LEGO reports ‘strong growth’ in 90th anniversary year, with 12% bump in sales
The LEGO Group has announced its financial results for 2022, revealing sales jumped by 12% in its 90th-anniversary year.
Citing a ‘diverse portfolio’ and ‘investments in strategic initiatives’ for the company’s continued growth, the LEGO Group’s CEO Niels B. Christiansen said the momentum seen in previous years has not slowed down. In 2021, revenue grew by 27%, and sales climbed by 22%; in 2022, revenue has increased by 17%, while sales have grown by 12%.
That’s a steadier increase post-pandemic, but still ahead of the wider toy industry. Rival Mattel began implementing a ‘cost-savings program’ earlier this year, laying off dozens of staff, while Funko is currently busy liquidating $30 million of unsold Pop! figures. The LEGO Group, meanwhile, spent 2022 opening 155 new LEGO Stores, expanded its factory operations and saw its net profit jump by 4%.
“I am very satisfied with our performance,” said Christiansen. “We achieved double-digit top-line growth and landed the year beyond expectations on the back of exceptional growth last year, and despite challenging market conditions. This was due to our relevant brand, a fantastic, diverse portfolio, inspiring shopping experiences and outstanding execution from our teams.”
Here are the major numbers: sales increased by 12% in ‘all major market groups’, with particularly strong growth in the Americas and Western Europe (this is the first time in a while China hasn’t been singled out as a major growth area); revenue increased by 17% to DKK 64.6 billion (£7.7 billion); operating profit increased by 5% to DKK 17.9 billion (£2.1 billion); net profit increased by 4% to DKK 13.8 billion (£1.6 billion); and free cash flow decreased by 28% to DKK 9.3 billion (£1.1 billion).
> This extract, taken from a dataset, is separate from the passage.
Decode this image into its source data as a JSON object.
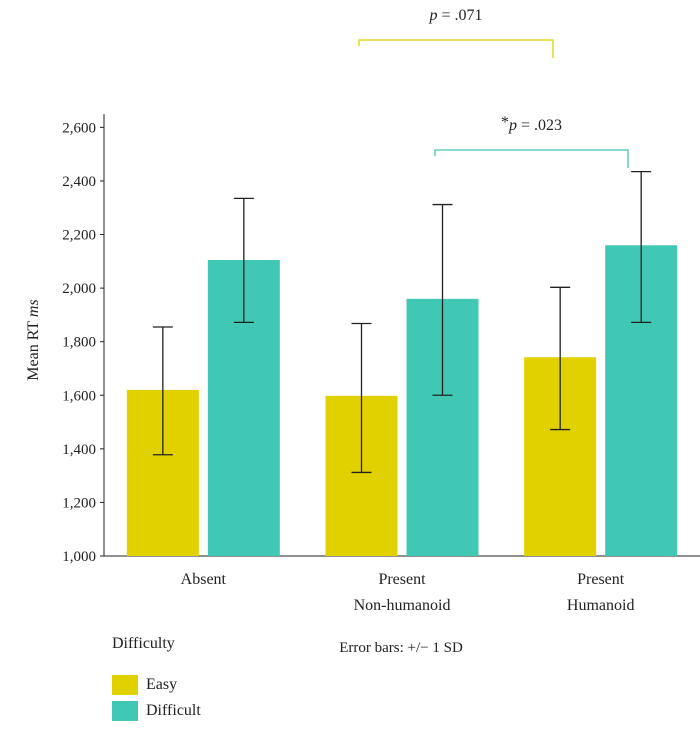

The LEGO Group says that drop was ‘driven by increased capital investments in areas such as production capacity’. To better keep up with demand (and improve inventory levels worldwide), the company has started expanding three of its factories, and in 2022 also broke ground on a brand new factory in Vietnam. It’s also announced plans to build a new carbon-neutral factory in the US ‘to meet future demand in the Americas’.
Any fears of that demand tailing off as normality returned in the wake of the pandemic – as has seemingly happened to Funko – will be mitigated to an extent by the growth seen in 2022, even if it isn’t quite at the levels we saw in 2020 and 2021.
Other investments by the LEGO Group have also contributed to the drop in free cash flow, which the company says will continue in 2023. “The momentum we have seen during the past years continued in 2022,” Christiansen added. “It was driven by the investments made during this time which are both paying off now and establishing a foundation for long-term, sustainable growth.
“We plan to accelerate investments in strategic initiatives in the coming years to build long-term relevance and growth of our brand.”
The LEGO Group expects growth to still outpace the global toy market this year, with modest predictions of single-digit revenue growth in 2023.